PIOMBINO. Un momento fondamentale di partecipazione e democrazia interna per una delle realtà più attive nel tessuto sociale e solidale del territorio. L’associazione “La Casa di Margot“, punto di riferimento per la tutela degli animali e nota per l’impegno nel progetto “Sud chiama Centro”, ha ufficialmente convocato l’assemblea ordinaria dei soci.
L’appuntamento è fissato per giovedì 30 aprile 2026, presso la sede legale dell’associazione situata in via Silvio Mina 70, a Piombino.
L’ordine del giorno: tra trasparenza e programmazione
L’assemblea rappresenta l’occasione per fare il punto sull’attività svolta e pianificare i prossimi passi a tutela dei “quattrozampe” più sfortunati. I soci saranno chiamati a discutere e deliberare sui seguenti punti:
Approvazione del rendiconto 2025: un atto di trasparenza per illustrare come sono state impiegate le risorse nell’anno trascorso.

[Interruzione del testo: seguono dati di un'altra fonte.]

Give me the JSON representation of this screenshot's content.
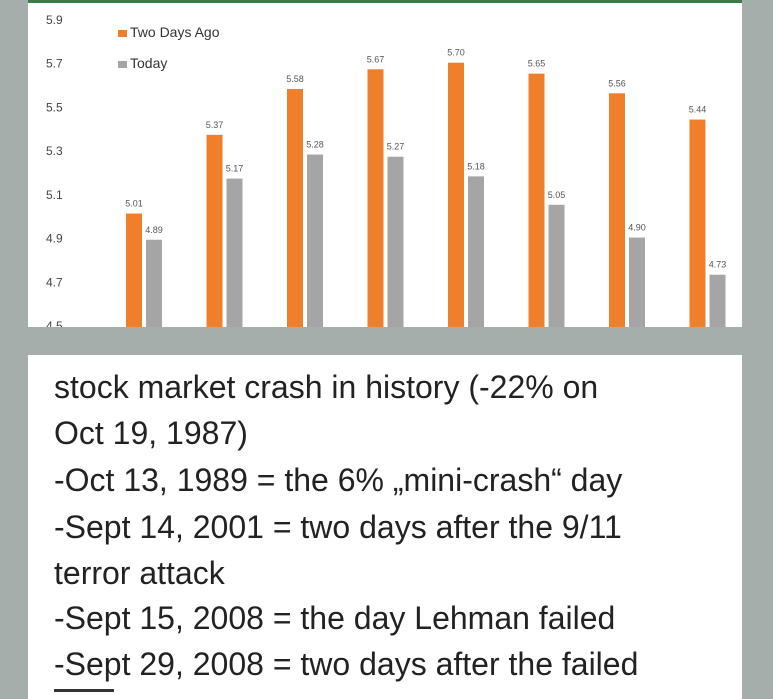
{
  "chart_data": {
    "type": "bar",
    "title": "",
    "xlabel": "",
    "ylabel": "",
    "ylim": [
      4.5,
      5.9
    ],
    "y_ticks": [
      "4.5",
      "4.7",
      "4.9",
      "5.1",
      "5.3",
      "5.5",
      "5.7",
      "5.9"
    ],
    "grid": false,
    "legend_position": "top-left",
    "categories": [
      "",
      "",
      "",
      "",
      "",
      "",
      "",
      ""
    ],
    "series": [
      {
        "name": "Two Days Ago",
        "color": "#f07f2c",
        "values": [
          5.01,
          5.37,
          5.58,
          5.67,
          5.7,
          5.65,
          5.56,
          5.44
        ],
        "labels": [
          "5.01",
          "5.37",
          "5.58",
          "5.67",
          "5.70",
          "5.65",
          "5.56",
          "5.44"
        ]
      },
      {
        "name": "Today",
        "color": "#a5a5a5",
        "values": [
          4.89,
          5.17,
          5.28,
          5.27,
          5.18,
          5.05,
          4.9,
          4.73
        ],
        "labels": [
          "4.89",
          "5.17",
          "5.28",
          "5.27",
          "5.18",
          "5.05",
          "4.90",
          "4.73"
        ]
      }
    ]
  },
  "caption": {
    "lines": [
      "stock market crash in history (-22% on",
      "Oct 19, 1987)",
      "-Oct 13, 1989 = the 6% „mini-crash“ day",
      "-Sept 14, 2001 = two days after the 9/11",
      "terror attack",
      "-Sept 15, 2008 = the day Lehman failed",
      "-Sept 29, 2008 = two days after the failed"
    ]
  }
}
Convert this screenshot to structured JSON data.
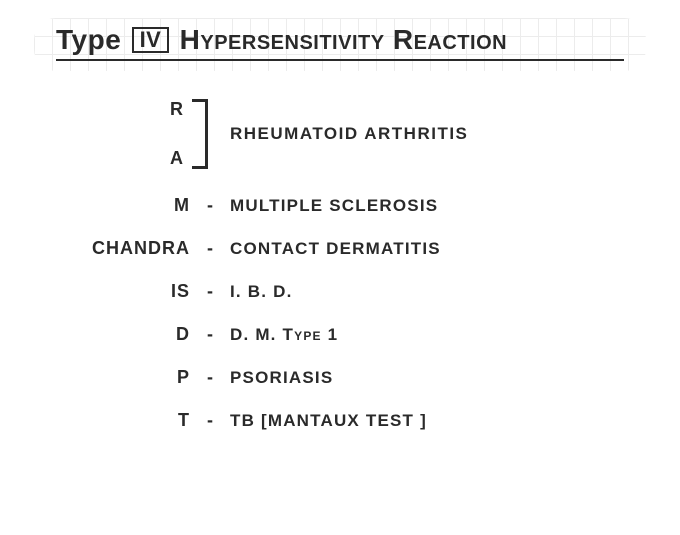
{
  "title": {
    "word1": "Type",
    "roman": "IV",
    "word2": "Hypersensitivity",
    "word3": "Reaction",
    "fontsize": 28,
    "underline_color": "#2a2a2a",
    "grid_color": "#ececec"
  },
  "colors": {
    "text": "#2a2a2a",
    "background": "#ffffff"
  },
  "bracket_group": {
    "top_mnemonic": "R",
    "bottom_mnemonic": "A",
    "definition": "RHEUMATOID  ARTHRITIS"
  },
  "rows": [
    {
      "mnemonic": "M",
      "definition": "MULTIPLE  SCLEROSIS"
    },
    {
      "mnemonic": "CHANDRA",
      "definition": "CONTACT  DERMATITIS"
    },
    {
      "mnemonic": "IS",
      "definition": "I. B. D."
    },
    {
      "mnemonic": "D",
      "definition": "D. M.  Type  1"
    },
    {
      "mnemonic": "P",
      "definition": "PSORIASIS"
    },
    {
      "mnemonic": "T",
      "definition": "TB  [MANTAUX  TEST ]"
    }
  ]
}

Approvazione del bilancio di previsione 2026: la base economica per i progetti futuri e il mantenimento delle attività di soccorso e cura.
Varie ed eventuali: spazio al confronto libero su nuove proposte e iniziative.
Orari e modalità di partecipazione
Per garantire la validità della seduta, sono previste due convocazioni:
Prima convocazione: ore 16:00.
Seconda convocazione: ore 17:00.
La presidente dell’associazione, Maria Cristina Biagini, ha rivolto un accorato invito alla massima partecipazione: «Si prega di non mancare» sottolineando l’importanza della presenza dei soci per dare forza alle decisioni comuni.
Tesseramento 2026: come partecipare al voto
Si ricorda a tutti gli interessati che, per esercitare il diritto di voto e partecipare attivamente alle decisioni, è necessario essere in regola con il tesseramento per l’anno 2026.
Per chi non avesse ancora provveduto, sarà possibile rinnovare la tessera direttamente il giorno dell’assemblea, presso la sede di via Silvio Mina, prima dell’inizio delle operazioni di voto.
In un momento in cui il volontariato rappresenta l’anima resiliente della città, l’invito a partecipare non è solo un atto burocratico, ma un modo per sostenere concretamente chi, ogni giorno, si occupa di dare voce e dignità a chi non può difendersi da solo.